Before anti-Chinese sentiments heightened along with the Covid-19 pandemic, there was a general degradation and suspicion of China and Chinese products, which on the one hand, could have more or less been originated in the West and propagandised by the West. The intensity of Sinophobia in the US mainly depended on the trade relations between China and the US, escalating to trade wars between the two countries during the Trump administration.

The Western propaganda was intense during this time to position itself on the anti-China bandwagon, placing narratives to discredit the Chinese and Chinese products at every opportunity.

Now, the Covid-19 pandemic had become a golden opportunity for mainstream western media to point fingers again at China despite global campaigns carried out to show that a ‘virus has no nationality’. Historically, China was feared in many ways, but the recent fear was with the pandemic.

Chinese footprints

As Sinophobia gains intensity at a global scale, in Sri Lanka it lends a different meaning with the Port City Project that is coupled with nationalism and colonialism with the fear of China leaving its footprints on the Sri Lankan economy.

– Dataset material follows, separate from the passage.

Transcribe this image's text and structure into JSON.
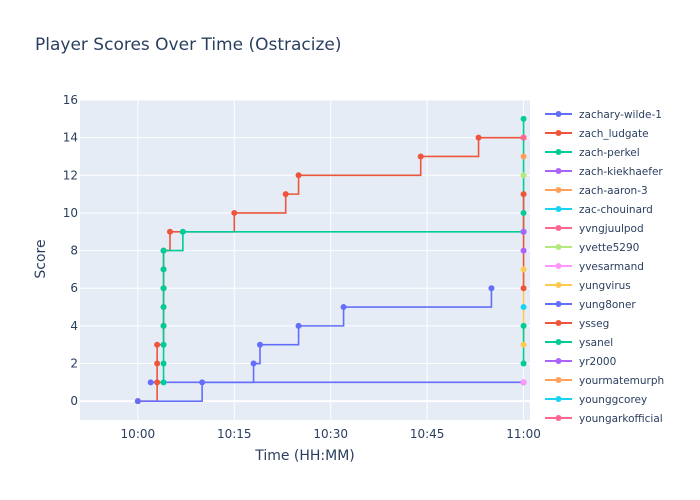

This could be reasonable fears of a once-colonised mindset that suspects all external forces. But the fear and jeer extends to all kinds of Chinese-related products including the Sinopharm vaccine as we saw from the gamut of degrading social media memes recently.

Earlier, the jeering was for Chinese technology and mechanics while the cheer was for Western products. This begs the question whether all this fear and jeer are Western made to win global markets, as is the case of Sinopharm.

It took many a hurdle for Sinopharm to get World Health Organization (WHO) approval while China was being accused of ‘vaccine diplomacy’ - an accusation that China uses its vaccine to boost perceptions as a generous and responsible power. This generates another set of doubts of the West, whether they too are carrying out a similar campaign.

Whether Sinophobia is a just another irrational fear is a matter of contention for Sri Lankans nowadays.

With the Port City project moving forward and increased Chinese presence, Sri Lanka is no doubt set for changes in its economy, polity and society. However, what matters is that Sri Lanka maintains its sovereignty, recognises its potential, and upholds human rights and human values in dealing with all external forces, be it China or the West.